Mittagspause dann an der Golden-Gate-Bridge, bevor uns unser letzter Programmpunkt - wie passend - zur Firma "Day Two" nach Oakland führte. Tread Childs erläuterte uns dort unter anderem eine App der Firma, die insbesonderen Menschen, die an Diabetes II erkrankt sind, das Leben erleichtern soll. "Day Two" hat – basierend auf Erkenntnissen des Weizmann-Instituts in Israel – ein Verfahren entwickelt, wie wir unsere Essgewohnheiten so verändern können, dass wir unseren Zuckerspiegel möglichst stabil halten. Dazu wird ein Test unseres Mikrobioms, also die Gesamtheit aller Mikroorganismen, die wir in uns tragen, durchgeführt.
Tread Childs mit Buchholz

Die Erkenntnisse aus dem Test werden mithilfe eines Algorithmus ausgewertet und auf einer App angezeigt, die uns ohne weitere Tests quasi vorhersagt, welche Lebensmittel unseren Zuckerspiegel möglichst stabil auf einem gesunden Niveau halten.

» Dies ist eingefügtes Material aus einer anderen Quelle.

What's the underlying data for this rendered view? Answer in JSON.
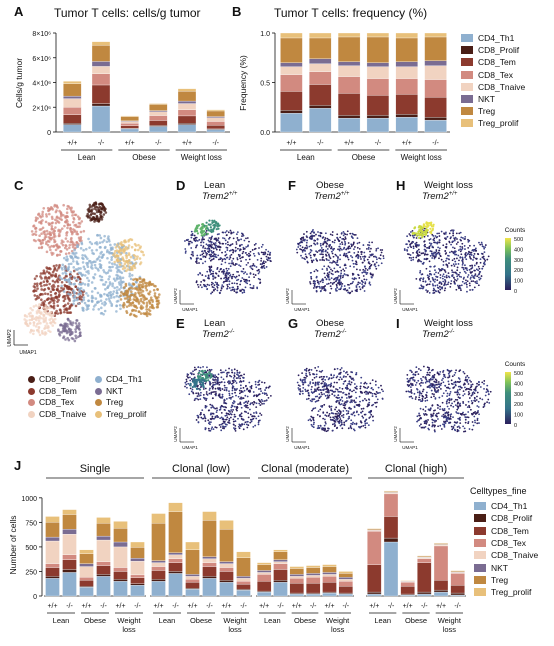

Dabei will die App dabei helfen, dass Diabetiker nicht auf Lebensmittel verzichten müssen, sondern aufzeigen, in welcher Kombination bestimmte Lebensmittel individualisiert auf unseren Körper uns den Genuss von (fast allen) Lebensmitteln ermöglichen. Ein Beispiel war der Apfel, der als solcher für einen Diabetiker einen zu hohen Fruchtzuckergehalt haben kann, zusammen mit Walnüssen aber verträglich sein kann. Die Lebensqualität von Diabetikern soll mit dieser Technologie ebenso verbessert werden können wie die Gesundheit von Menschen mit Übergewicht. Ein Test-Kit von Day Two hätte 500 USD gekostet, viele der Teilnehmer der Reisedelegation hätten das Kit sofort gekauft. Auch dies ein Beispiel für die Umsetzung von wissenschaftlichen Erkenntnissen in die wirtschaftliche Praxis. Das ist das Grundprinzip für den Erfolg des Silicon-Valley.